Davacının davalı işyerinde 04.11.1996-30.06.2011 tarihleri arasında 14 yıl 7 ay 27 gün çalıştığı, davalı sandık tarafından davacıın 15 yılı doldurmadığı gerekçesiyle emekli ikramiyesi verilmediği, davacının çalışma dönemi boyunca emeklilik nedeniyle ücretinden kesilen prim tutarlarının 62.776,73 TL olduğu tespit edilmiş olup, davacının talebinin yerinde olduğu anlaşılmakla davanın kabulü ile, kesilen prim tutarlarının davalıdan alınarak davacıya verilmesine dair aşağıdaki şekilde hüküm kurulmuştur." gerekçesi ile davanın kabulüne karar verilmiştir.
C. İkinci Bozma Kararı
1. İlk Derece Mahkemesinin yukarıda belirtilen kararına karşı süresi içinde davalı vekili temyiz isteminde bulunmuştur.
2. Dairemizin 21.09.2021 tarihli ve 2021/5804 Esas, 2021/12460 Karar sayılı kararı ile davacının ödediği primlerin iadesine ilişkin olarak şartların gerçekleşmediği ve bu nedenle primlerin iadesine hak kazanmadığı, emeklilik ikramiyesine ilişkin de talebin yerinde olmadığı, davanın reddine karar verilmesi gerektiği gerekçesi ile İlk Derece Mahkemesi kararının bozulmasına karar verilmiştir.

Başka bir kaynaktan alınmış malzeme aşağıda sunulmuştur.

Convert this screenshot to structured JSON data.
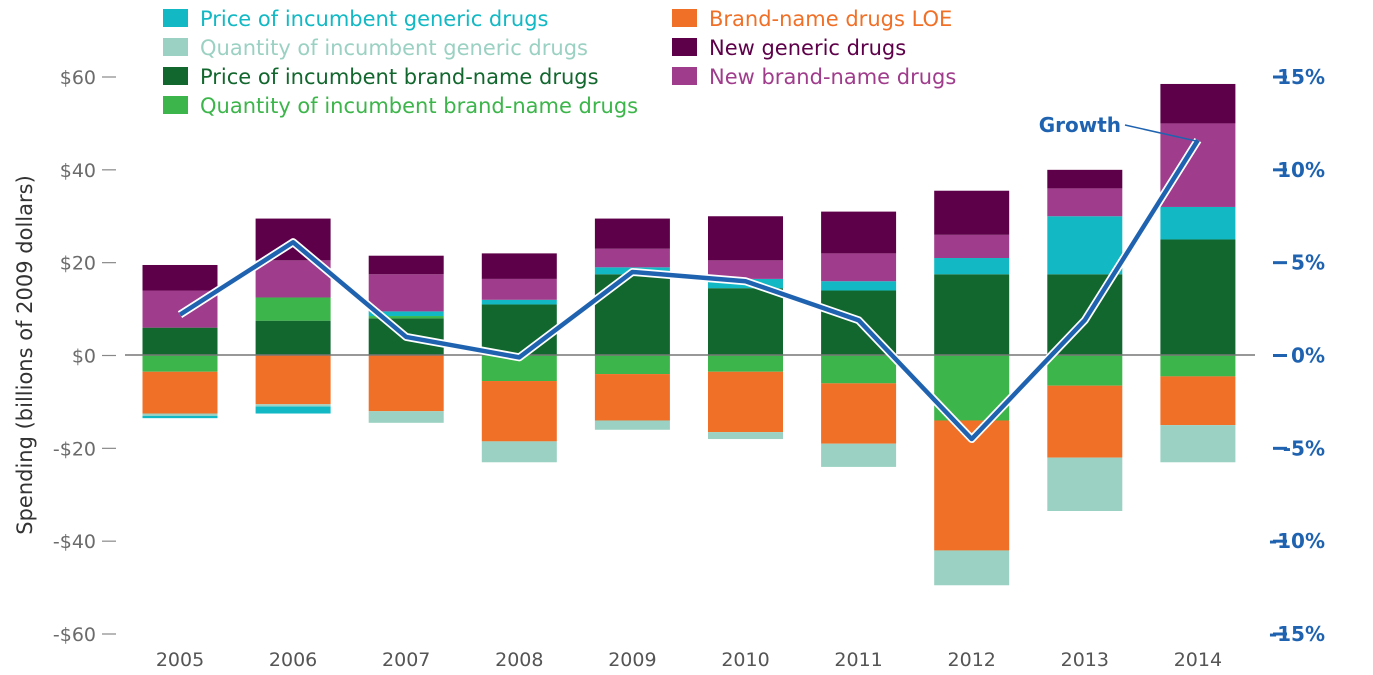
{
  "chart_data": {
    "type": "bar",
    "stacked": true,
    "ylabel": "Spending (billions of 2009 dollars)",
    "ylim": [
      -60,
      60
    ],
    "y_ticks": [
      "$60",
      "$40",
      "$20",
      "$0",
      "-$20",
      "-$40",
      "-$60"
    ],
    "y_tick_values": [
      60,
      40,
      20,
      0,
      -20,
      -40,
      -60
    ],
    "y2lim": [
      -15,
      15
    ],
    "y2_ticks": [
      "15%",
      "10%",
      "5%",
      "0%",
      "-5%",
      "-10%",
      "-15%"
    ],
    "y2_tick_values": [
      15,
      10,
      5,
      0,
      -5,
      -10,
      -15
    ],
    "categories": [
      "2005",
      "2006",
      "2007",
      "2008",
      "2009",
      "2010",
      "2011",
      "2012",
      "2013",
      "2014"
    ],
    "series": [
      {
        "name": "Price of incumbent generic drugs",
        "color": "#12b9c4",
        "values": [
          -0.5,
          -1.5,
          1,
          1,
          1.5,
          2,
          2,
          3.5,
          12.5,
          7
        ]
      },
      {
        "name": "Quantity of incumbent generic drugs",
        "color": "#9bd1c2",
        "values": [
          -0.5,
          -0.5,
          -2.5,
          -4.5,
          -2,
          -1.5,
          -5,
          -7.5,
          -11.5,
          -8
        ]
      },
      {
        "name": "Price of incumbent brand-name drugs",
        "color": "#12672e",
        "values": [
          6,
          7.5,
          8,
          11,
          17.5,
          14.5,
          14,
          17.5,
          17.5,
          25
        ]
      },
      {
        "name": "Quantity of incumbent brand-name drugs",
        "color": "#3cb54a",
        "values": [
          -3.5,
          5,
          0.5,
          -5.5,
          -4,
          -3.5,
          -6,
          -14,
          -6.5,
          -4.5
        ]
      },
      {
        "name": "Brand-name drugs LOE",
        "color": "#f07027",
        "values": [
          -9,
          -10.5,
          -12,
          -13,
          -10,
          -13,
          -13,
          -28,
          -15.5,
          -10.5
        ]
      },
      {
        "name": "New generic drugs",
        "color": "#5e0049",
        "values": [
          5.5,
          9,
          4,
          5.5,
          6.5,
          9.5,
          9,
          9.5,
          4,
          8.5
        ]
      },
      {
        "name": "New brand-name drugs",
        "color": "#a03c8c",
        "values": [
          8,
          8,
          8,
          4.5,
          4,
          4,
          6,
          5,
          6,
          18
        ]
      }
    ],
    "line": {
      "name": "Growth",
      "color": "#1f63b0",
      "values": [
        2.2,
        6.1,
        1.0,
        -0.1,
        4.5,
        4.0,
        1.9,
        -4.5,
        1.9,
        11.6
      ]
    },
    "legend_position": "top"
  },
  "legend": [
    {
      "label": "Price of incumbent generic drugs",
      "color": "#12b9c4"
    },
    {
      "label": "Quantity of incumbent generic drugs",
      "color": "#9bd1c2"
    },
    {
      "label": "Price of incumbent brand-name drugs",
      "color": "#12672e"
    },
    {
      "label": "Quantity of incumbent brand-name drugs",
      "color": "#3cb54a"
    },
    {
      "label": "Brand-name drugs LOE",
      "color": "#f07027"
    },
    {
      "label": "New generic drugs",
      "color": "#5e0049"
    },
    {
      "label": "New brand-name drugs",
      "color": "#a03c8c"
    }
  ],
  "growth_label": "Growth"
}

D. İlk Derece Mahkemesince İkinci Bozmaya Uyularak Verilen Karar
İlk Derece Mahkemesinin yukarıda tarih ve sayısı belirtilen kararı ile bozmaya uygun şekilde davanın reddine karar verilmiştir.
VI. TEMYİZ
A. Temyiz Yoluna Başvuranlar
İlk Derece Mahkemesinin yukarıda belirtilen kararına karşı süresi içinde davacı vekili temyiz isteminde bulunmuştur.
B. Temyiz Sebepleri
Davacı vekili temyiz dilekçesinde; emekli ikramiyesi almasına üç gün kala ... sözleşmesinin kötü niyetli olarak feshedildiğini, davacıdan yapılan kesintilerin emeklilik ikramiyesine ilişkin olmadığını, davalı Bankanın müzekkere cevabında bu hususta açık ikrarının bulunduğunu belirterek İlk Derece Mahkemesi kararının bozulması istemi ile temyiz yoluna başvurmuştur.
C. Gerekçe
1. Uyuşmazlık ve Hukuki Nitelendirme
Dosya içeriğine, bozmanın mahiyetine ve kapsamına göre taraflar arasındaki uyuşmazlık; davacının emekli ikramiyesine hak kazanıp kazanmadığı veya prim iadesi alacağının bulunup bulunmadığı noktasındadır.
2. İlgili Hukuk
6100 sayılı Hukuk Muhakemeleri Kanunu'nun (6100 sayılı Kanun) 369 uncu maddesinin birinci fıkrası ile 370 ve 371 inci maddeleri.
3. Değerlendirme
1. İlk Derece mahkemelerinin nihai kararlarının bozulması 6100 sayılı Kanun'un 371 inci maddesinde yer alan sebeplerden birinin varlığı hâlinde mümkündür.
2. Temyizen incelenen İlk Derece Mahkemesi kararının bozmaya uygun olduğu, kararda ve kararın gerekçesinde hukuk kurallarının somut olaya uygulanmasında bir isabetsizlik bulunmadığı, bozmaya uyulmakla karşı taraf yararına kazanılmış hak durumunu oluşturan yönlerin ise yeniden incelenmesine hukukça imkân bulunmadığı anlaşılmakla; dilekçede ileri sürülen temyiz nedenleri kararın bozulmasını gerektirecek nitelikte görülmemiştir.
VII. KARAR
Açıklanan sebeple;
Davacı vekilinin yerinde görülmeyen tüm temyiz itirazlarının reddi ile usul ve kanuna uygun olan kararın ONANMASINA,
Doyanın İlk Derece Mahkemesine gönderilmesine,
11.10.2022 tarihinde oy birliğiyle karar verildi.